= 981 Port Liberté–Grove Street =

Bus route in New Jersey, United States

The 981 Port Liberté-Grove Street was a bus route operated by Seven Bus Corporation, a Coach USA subsidiary in New Jersey, under contract to New Jersey Transit for its Wheels service. It connected Port Liberté with the Grove Street Port Authority Trans-Hudson station, operating entirely within the city of Jersey City.

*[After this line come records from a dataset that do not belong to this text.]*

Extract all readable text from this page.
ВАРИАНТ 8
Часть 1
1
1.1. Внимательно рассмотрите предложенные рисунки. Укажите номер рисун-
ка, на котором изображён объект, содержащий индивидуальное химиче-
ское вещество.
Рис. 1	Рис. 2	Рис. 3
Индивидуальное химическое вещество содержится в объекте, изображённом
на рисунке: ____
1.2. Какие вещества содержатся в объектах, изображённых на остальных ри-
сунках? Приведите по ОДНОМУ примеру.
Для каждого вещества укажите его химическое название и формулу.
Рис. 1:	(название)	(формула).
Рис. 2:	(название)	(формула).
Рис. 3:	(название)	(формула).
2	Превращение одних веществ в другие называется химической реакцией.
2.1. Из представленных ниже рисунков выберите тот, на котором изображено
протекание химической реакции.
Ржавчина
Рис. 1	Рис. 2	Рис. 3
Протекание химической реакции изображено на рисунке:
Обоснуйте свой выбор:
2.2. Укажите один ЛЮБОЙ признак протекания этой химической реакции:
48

On April 14, 2010, as part of system-wide budget cuts, New Jersey Transit announced ending Route 981 in May 2010. As a result, Port Liberté announced plans to expand its private shuttle service to provide residents with access to Grove Street Station (PATH).

==History==
This route was originally operated by the Central Avenue Bus Company, which was chartered in 1925. By 1938, it had become the Central Avenue Bus Owners Association, an independent bus owners association of former jitney operators. By 1977, the route continued south from Journal Square, near the south end of Central Avenue, to the Central Railroad of New Jersey's Communipaw Terminal. The route was eventually acquired by Red & Tan in Hudson County, a subsidiary of Coach USA, and operated between Port Liberté and Hague Street in Jersey City Heights via Journal Square and Central Avenue as the 231. Coach USA cancelled the route on Friday, January 27, 2006, and New Jersey Transit began operating the 981 as a replacement service on Monday, January 30.

Only the portion south from Journal Square to Port Liberté did not duplicate any existing routes; NJ Transit's 82, 83, 84, 86, 87, and 88 routes already served the general area between Jersey City Heights and Journal Square or downtown Jersey City. Additional trips were added to the 87, which includes about half of the 231's Central Avenue run, to make up for the loss; Central Avenue now sees no buses from Franklin Street north to Congress Street.